Network security is a commons in game theory parlance, to the bitcoin network, and a situation where some group can benefit from the commons without contributing to it leads to what is called a tragedy of the commons. Those people in game theory parlance are called "free riders", they benefit from it without any cost incurred to them, and for the commons to continue to exist, the cost must be incurred by someone else. That someone else in bitcoin is the users, those actually sending bitcoin and paying transaction fees.
There's a block subsidy right now in bitcoin, but since the supply cap is known, we can treat that yet to be issued subsidy as existing and just not being spent yet. It is "priced in" as you might say. It can be treated as if it already exists, just like satoshis coins can be treated as if they don't exist. Consider your share of the debasement via the block subsidy paid, consider your share of bitcoin as being out of a total supply of (slightly under) 21 million coins, that's what most people do anyway.

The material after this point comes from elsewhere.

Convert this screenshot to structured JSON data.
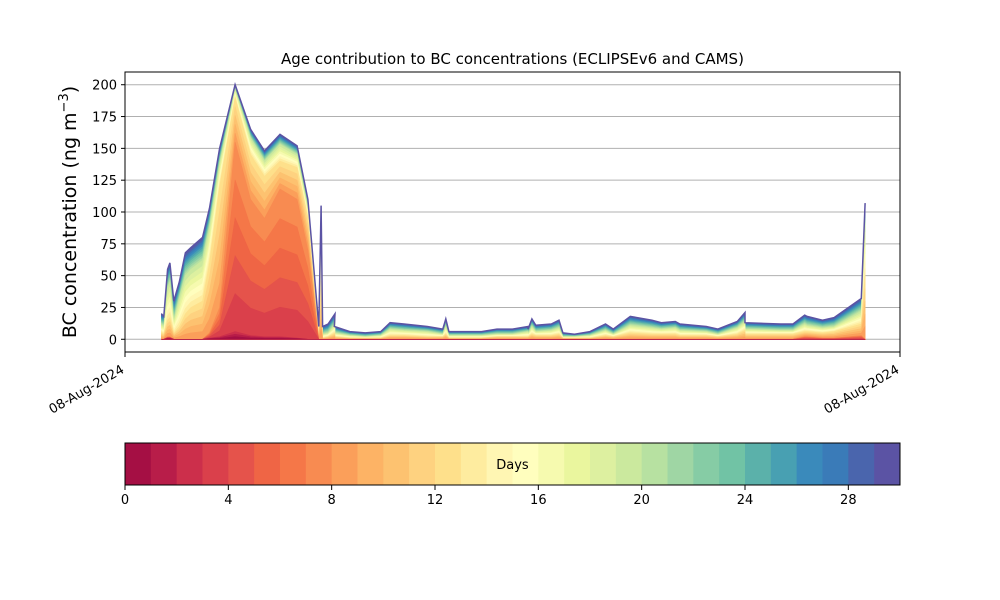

So what happens is, there's an incentive built into this game theoretical system that is bitcoin, where people are incentivized to hold and not to spend. They benefit from the security paid for by those who have to spend, and their wealth is secured for free. So as time goes on, more people do this. The more people that do this, the more users have to pay to spend money, the more pressure they feel to just hodl and spend something else, and so on. It has a compounding effect.
The end result of this is of course, a world where nobody or almost nobody spends bitcoin on chain, and where miners have to reduce cost and therefore security. And as security goes down, so does the value of the network, and therefore so does the value of your bitcoin holdings.
A solution to this is a tax on holdings. But that's messy, you need a way to just take money from people when mining a block, keeping track of everything and knowing what everyone has.
A simpler way to do this is to just create some press determined number of new coins every block. It taxes everyone equally in proportion to their holdings, everyone pays for security of their wealth in exact proportion to the benefit they derive from the security of the network. Simple, elegant, problem solved, as long as this money only goes to miners and nobody else.
This could be done on any number of schemes. You can do it on a geometric scale, 2% or 3% as central banks do (even though they don't need it to pay for security. They're just scammers), or you can do it on a linear scale, like Monero does with a set per block emission number that we call a tail emission. I could go into the reasons why this is optimal even though on the surface it may not appear to be viable long term as opposed to geometric debasement, but that's a whole separate thing.
Do you see it? It's not about "the miners have to be paid", it's about who pays the miners and who benefits from mining. The two have to be one and the same, and in proportion to their benefit, or any network is doomed to fail. Incentives are outcomes, always, with anything social in nature.